Akarsuların temiz enerjikaynağı olduğunu ancak Akdeniz Bölgesi'ndeki vadielrde yapılması planlanan HES projelerinin doğaya verdiği geri dönüşümsüz tahribatları gören mahkemelerin verdiği iptal kararlarının emsal teşkil etmesi gerektiğine işaret eden Tanyeri, "Bu kararların gerekçelerine bakılırsa gerçek bilim insanları tarafından hazırlanan bilirkişi raporları, HES şirketlerince özel şirketlere hazırlatılan ve jet hızıyla 'Olur' alan Nihai ÇED raporlarının, yerine gidilmeden, masa başında kopyala yapıştır metoduyla hazırlandığını kanıtlar niteliktedir.

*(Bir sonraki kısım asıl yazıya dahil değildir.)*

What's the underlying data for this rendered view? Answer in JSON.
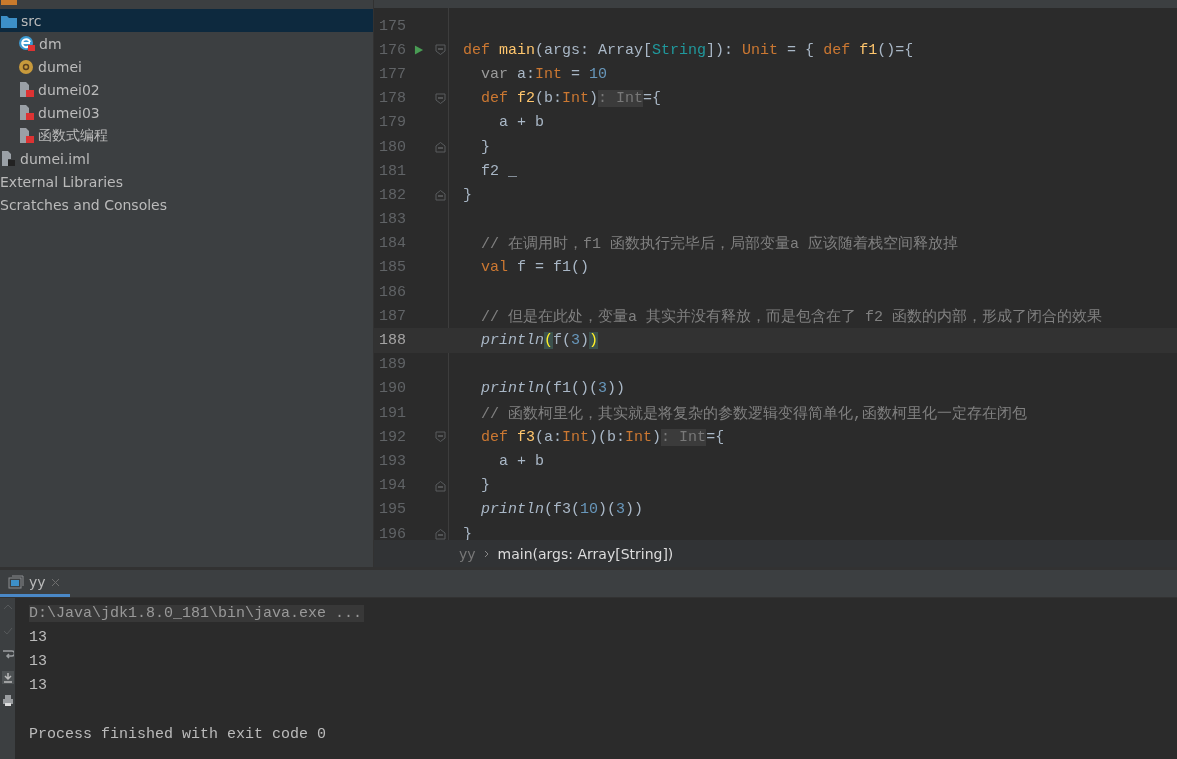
{
  "project_tree": [
    {
      "kind": "folder-orange",
      "selected": false
    },
    {
      "label": "src",
      "kind": "folder",
      "selected": true,
      "children": [
        {
          "label": "dm",
          "kind": "scala-object",
          "selected": false
        },
        {
          "label": "dumei",
          "kind": "package",
          "selected": false
        },
        {
          "label": "dumei02",
          "kind": "scala-file",
          "selected": false
        },
        {
          "label": "dumei03",
          "kind": "scala-file",
          "selected": false
        },
        {
          "label": "函数式编程",
          "kind": "scala-file",
          "selected": false
        }
      ]
    },
    {
      "label": "dumei.iml",
      "kind": "module-file",
      "selected": false
    },
    {
      "label": "External Libraries",
      "kind": "plain",
      "selected": false
    },
    {
      "label": "Scratches and Consoles",
      "kind": "plain",
      "selected": false
    }
  ],
  "editor": {
    "lines": [
      {
        "number": "175",
        "current": false,
        "run": false,
        "fold_start": false,
        "fold_end": false
      },
      {
        "number": "176",
        "current": false,
        "run": true,
        "fold_start": true,
        "fold_end": false,
        "tokens": [
          {
            "kind": "kw",
            "text": "def"
          },
          {
            "kind": "fn",
            "text": " main"
          },
          {
            "kind": "plain",
            "text": "(args: Array["
          },
          {
            "kind": "typeparam",
            "text": "String"
          },
          {
            "kind": "plain",
            "text": "]): "
          },
          {
            "kind": "kw",
            "text": "Unit"
          },
          {
            "kind": "plain",
            "text": " = { "
          },
          {
            "kind": "kw",
            "text": "def"
          },
          {
            "kind": "fn",
            "text": " f1"
          },
          {
            "kind": "plain",
            "text": "()={"
          }
        ]
      },
      {
        "number": "177",
        "current": false,
        "run": false,
        "fold_start": false,
        "fold_end": false,
        "tokens": [
          {
            "kind": "var",
            "text": "  var"
          },
          {
            "kind": "plain",
            "text": " a:"
          },
          {
            "kind": "kw",
            "text": "Int"
          },
          {
            "kind": "plain",
            "text": " = "
          },
          {
            "kind": "num",
            "text": "10"
          }
        ]
      },
      {
        "number": "178",
        "current": false,
        "run": false,
        "fold_start": true,
        "fold_end": false,
        "tokens": [
          {
            "kind": "kw",
            "text": "  def"
          },
          {
            "kind": "fn",
            "text": " f2"
          },
          {
            "kind": "plain",
            "text": "(b:"
          },
          {
            "kind": "kw",
            "text": "Int"
          },
          {
            "kind": "plain",
            "text": ")"
          },
          {
            "kind": "hint",
            "text": ": Int"
          },
          {
            "kind": "plain",
            "text": "={"
          }
        ]
      },
      {
        "number": "179",
        "current": false,
        "run": false,
        "fold_start": false,
        "fold_end": false,
        "tokens": [
          {
            "kind": "plain",
            "text": "    a + b"
          }
        ]
      },
      {
        "number": "180",
        "current": false,
        "run": false,
        "fold_start": false,
        "fold_end": true,
        "tokens": [
          {
            "kind": "plain",
            "text": "  }"
          }
        ]
      },
      {
        "number": "181",
        "current": false,
        "run": false,
        "fold_start": false,
        "fold_end": false,
        "tokens": [
          {
            "kind": "plain",
            "text": "  f2 _"
          }
        ]
      },
      {
        "number": "182",
        "current": false,
        "run": false,
        "fold_start": false,
        "fold_end": true,
        "tokens": [
          {
            "kind": "plain",
            "text": "}"
          }
        ]
      },
      {
        "number": "183",
        "current": false,
        "run": false,
        "fold_start": false,
        "fold_end": false
      },
      {
        "number": "184",
        "current": false,
        "run": false,
        "fold_start": false,
        "fold_end": false,
        "tokens": [
          {
            "kind": "comment",
            "text": "  // 在调用时，f1 函数执行完毕后，局部变量a 应该随着栈空间释放掉"
          }
        ]
      },
      {
        "number": "185",
        "current": false,
        "run": false,
        "fold_start": false,
        "fold_end": false,
        "tokens": [
          {
            "kind": "kw",
            "text": "  val"
          },
          {
            "kind": "plain",
            "text": " f = f1()"
          }
        ]
      },
      {
        "number": "186",
        "current": false,
        "run": false,
        "fold_start": false,
        "fold_end": false
      },
      {
        "number": "187",
        "current": false,
        "run": false,
        "fold_start": false,
        "fold_end": false,
        "tokens": [
          {
            "kind": "comment",
            "text": "  // 但是在此处，变量a 其实并没有释放，而是包含在了 f2 函数的内部，形成了闭合的效果"
          }
        ]
      },
      {
        "number": "188",
        "current": true,
        "run": false,
        "fold_start": false,
        "fold_end": false,
        "tokens": [
          {
            "kind": "call",
            "text": "  println"
          },
          {
            "kind": "match",
            "text": "("
          },
          {
            "kind": "plain",
            "text": "f("
          },
          {
            "kind": "num",
            "text": "3"
          },
          {
            "kind": "plain",
            "text": ")"
          },
          {
            "kind": "match",
            "text": ")"
          }
        ]
      },
      {
        "number": "189",
        "current": false,
        "run": false,
        "fold_start": false,
        "fold_end": false
      },
      {
        "number": "190",
        "current": false,
        "run": false,
        "fold_start": false,
        "fold_end": false,
        "tokens": [
          {
            "kind": "call",
            "text": "  println"
          },
          {
            "kind": "plain",
            "text": "(f1()("
          },
          {
            "kind": "num",
            "text": "3"
          },
          {
            "kind": "plain",
            "text": "))"
          }
        ]
      },
      {
        "number": "191",
        "current": false,
        "run": false,
        "fold_start": false,
        "fold_end": false,
        "tokens": [
          {
            "kind": "comment",
            "text": "  // 函数柯里化，其实就是将复杂的参数逻辑变得简单化,函数柯里化一定存在闭包"
          }
        ]
      },
      {
        "number": "192",
        "current": false,
        "run": false,
        "fold_start": true,
        "fold_end": false,
        "tokens": [
          {
            "kind": "kw",
            "text": "  def"
          },
          {
            "kind": "fn",
            "text": " f3"
          },
          {
            "kind": "plain",
            "text": "(a:"
          },
          {
            "kind": "kw",
            "text": "Int"
          },
          {
            "kind": "plain",
            "text": ")(b:"
          },
          {
            "kind": "kw",
            "text": "Int"
          },
          {
            "kind": "plain",
            "text": ")"
          },
          {
            "kind": "hint",
            "text": ": Int"
          },
          {
            "kind": "plain",
            "text": "={"
          }
        ]
      },
      {
        "number": "193",
        "current": false,
        "run": false,
        "fold_start": false,
        "fold_end": false,
        "tokens": [
          {
            "kind": "plain",
            "text": "    a + b"
          }
        ]
      },
      {
        "number": "194",
        "current": false,
        "run": false,
        "fold_start": false,
        "fold_end": true,
        "tokens": [
          {
            "kind": "plain",
            "text": "  }"
          }
        ]
      },
      {
        "number": "195",
        "current": false,
        "run": false,
        "fold_start": false,
        "fold_end": false,
        "tokens": [
          {
            "kind": "call",
            "text": "  println"
          },
          {
            "kind": "plain",
            "text": "(f3("
          },
          {
            "kind": "num",
            "text": "10"
          },
          {
            "kind": "plain",
            "text": ")("
          },
          {
            "kind": "num",
            "text": "3"
          },
          {
            "kind": "plain",
            "text": "))"
          }
        ]
      },
      {
        "number": "196",
        "current": false,
        "run": false,
        "fold_start": false,
        "fold_end": true,
        "tokens": [
          {
            "kind": "plain",
            "text": "}"
          }
        ]
      }
    ],
    "breadcrumbs": [
      {
        "label": "yy",
        "current": false
      },
      {
        "label": "main(args: Array[String])",
        "current": true
      }
    ]
  },
  "run_panel": {
    "tabs": [
      {
        "label": "yy",
        "selected": true
      }
    ],
    "console": [
      {
        "kind": "command",
        "text": "D:\\Java\\jdk1.8.0_181\\bin\\java.exe ..."
      },
      {
        "kind": "output",
        "text": "13"
      },
      {
        "kind": "output",
        "text": "13"
      },
      {
        "kind": "output",
        "text": "13"
      },
      {
        "kind": "exit",
        "text": "Process finished with exit code 0"
      }
    ]
  }
}
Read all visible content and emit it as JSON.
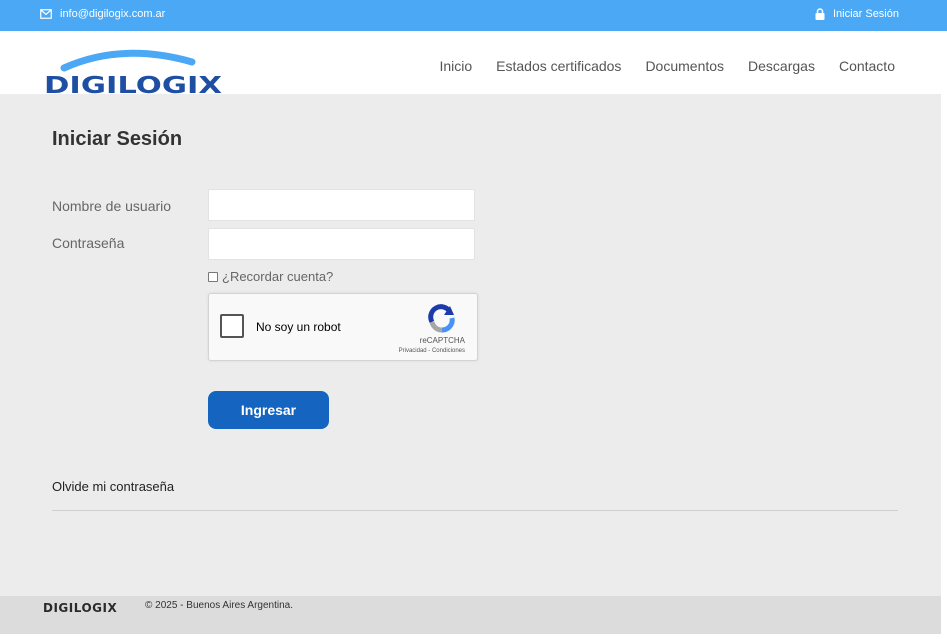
{
  "topbar": {
    "email": "info@digilogix.com.ar",
    "login_label": "Iniciar Sesión",
    "email_icon": "envelope-icon",
    "login_icon": "lock-icon"
  },
  "header": {
    "logo_text": "DIGILOGIX",
    "nav": [
      "Inicio",
      "Estados certificados",
      "Documentos",
      "Descargas",
      "Contacto"
    ]
  },
  "form": {
    "title": "Iniciar Sesión",
    "username_label": "Nombre de usuario",
    "username_value": "",
    "password_label": "Contraseña",
    "password_value": "",
    "remember_label": "¿Recordar cuenta?",
    "submit_label": "Ingresar",
    "forgot_label": "Olvide mi contraseña"
  },
  "captcha": {
    "text": "No soy un robot",
    "brand": "reCAPTCHA",
    "links": "Privacidad - Condiciones"
  },
  "footer": {
    "logo_text": "DIGILOGIX",
    "copyright": "© 2025 - Buenos Aires Argentina."
  },
  "colors": {
    "topbar": "#4aa8f5",
    "primary_button": "#1565c0",
    "background": "#ececec",
    "logo_dark": "#1f4fa3"
  }
}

Bu nedenle Sinanhoca HES projesi için verilen ÇED Olumlu kararına karşı dava açıldı" ifadelerini kullandı.

 

‘Toprak, Su Ve Orman Yaşamdır, Satılamaz’

İbradı, Akseki, Manavgat, Gazipaşa ve Gündoğmuş ilçeleri sınırlarında; Alara çayı, Çenger çayı, Karpuz çayı, Çığlık çayı ve Manavgat ırmağı üzerinde yapılacak olan HES projelerinin, havza bütünlüğü içinde ele alındığında yörenin nasıl bir felaketle karşı karşıya olduğunu gördüklerini dile getiren Tanyeri, ayrıca şunları dile getirdi:

"Bu mücadelenin yöredeki köylülerin birleşerek kazanılabileceğini biliyoruz. İşte Derelerin Kardeşliği Akdeniz Platformu da bu birleşik mücadelenin adıdır. DEKAP tıpkı Karadeniz’de olduğu gibi yörelerinde yaşam alanlarına sahip çıkan köylülerin bir araya geldiği bir platform olarak bu güne kadar başta teknik ve hukuki destek olmak üzere her türlü desteği sağlamak için var olmuştur. Yöredeki tüm HES projeleri iptal edilmelidir. Toprak, su ve orman yaşamdır; satılamaz."